Nevertheless, just before being sent to the Congress, in early May 2009, the draft was delayed, reportedly by action of non-governmental organizations opposing its appreciation by the legislative.
One could make the case, however, that lowering the rhetoric might serve some purpose. Both groups may be closer than they know – or at least on the same side of the fence –, especially if one talks of the researchers (both in government-sponsored laboratories as Embrapa and in the private sector) and the NGOs representing small-scale farmers and traditional peoples.
Brazilian commercial agriculture is a success case based on localization: the conquest of the cerrado in the center-west states depended on overcoming regional issues by adaptation (i.e. climate, soil characteristics, and so on). Our knowledge in crop varieties spans centuries since the Royal Family founded the Botanical Garden in Rio de Janeiro in the early 1800s (not exactly a shady promenade, at least back then, but more of a seed bank and research facility). Therefore, it is only fair – if not necessary – that proper protections be put in place in light of economic and social benefits of this leading export item.
However, one must refrain from rationalizing the need to pass the 2009 Draft Amendment as an uncontrollable twitch called “UPOV 1991”. TRIPs requires a protection – which we already have – and tilting the balance of the 1997 Statute in any direction should serve some local need. As far as that goes, the small-scale farmers and their seed swapping has always been an important, if not indispensable part of the equation, and both sides know it. Somehow, the question that set this article in motion hardly feels important. That’s the problem with trick questions: they usually aren’t.
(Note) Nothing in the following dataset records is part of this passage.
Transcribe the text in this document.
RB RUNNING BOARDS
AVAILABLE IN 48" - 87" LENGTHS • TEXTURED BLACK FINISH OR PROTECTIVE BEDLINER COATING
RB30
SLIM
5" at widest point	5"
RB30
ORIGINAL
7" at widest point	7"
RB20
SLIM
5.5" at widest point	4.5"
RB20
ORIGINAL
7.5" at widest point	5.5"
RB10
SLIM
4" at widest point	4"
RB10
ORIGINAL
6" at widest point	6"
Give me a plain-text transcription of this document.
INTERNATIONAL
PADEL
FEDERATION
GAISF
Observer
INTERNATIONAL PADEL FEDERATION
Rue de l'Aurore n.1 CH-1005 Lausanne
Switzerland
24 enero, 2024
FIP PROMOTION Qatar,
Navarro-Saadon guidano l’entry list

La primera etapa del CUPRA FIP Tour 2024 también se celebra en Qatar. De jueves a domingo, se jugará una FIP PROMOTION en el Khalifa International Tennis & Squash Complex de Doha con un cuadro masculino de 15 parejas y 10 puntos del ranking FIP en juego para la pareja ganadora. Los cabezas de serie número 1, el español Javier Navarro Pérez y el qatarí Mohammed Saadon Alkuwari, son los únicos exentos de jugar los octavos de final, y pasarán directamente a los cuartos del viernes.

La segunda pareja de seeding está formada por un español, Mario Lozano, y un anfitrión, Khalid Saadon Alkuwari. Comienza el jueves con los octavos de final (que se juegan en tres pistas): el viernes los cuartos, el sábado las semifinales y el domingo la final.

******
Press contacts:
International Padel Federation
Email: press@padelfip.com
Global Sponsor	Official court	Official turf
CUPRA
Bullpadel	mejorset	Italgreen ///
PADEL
2 Borges Barbosa, Denis and Lessa, Marcus, The New Brazilian Government Draft Law on Plant Varieties (Or… How a Developing Country May Want to Enhance IP Protection Because It May Actually Need It) (June 6, 2009). Peter Yu, SECOND SUMMER INSTITUTE IN INTELLECTUAL PROPERTY, BIOTECHNOLOGY AND AGRICULTURAL SCIENCES, Drake University Law School, 2009. Available at SSRN: http://ssrn.com/abstract=1415406.
3 Including Land Reform Associations, Agricultural Workers Associations, Peasant Associations, to name a few.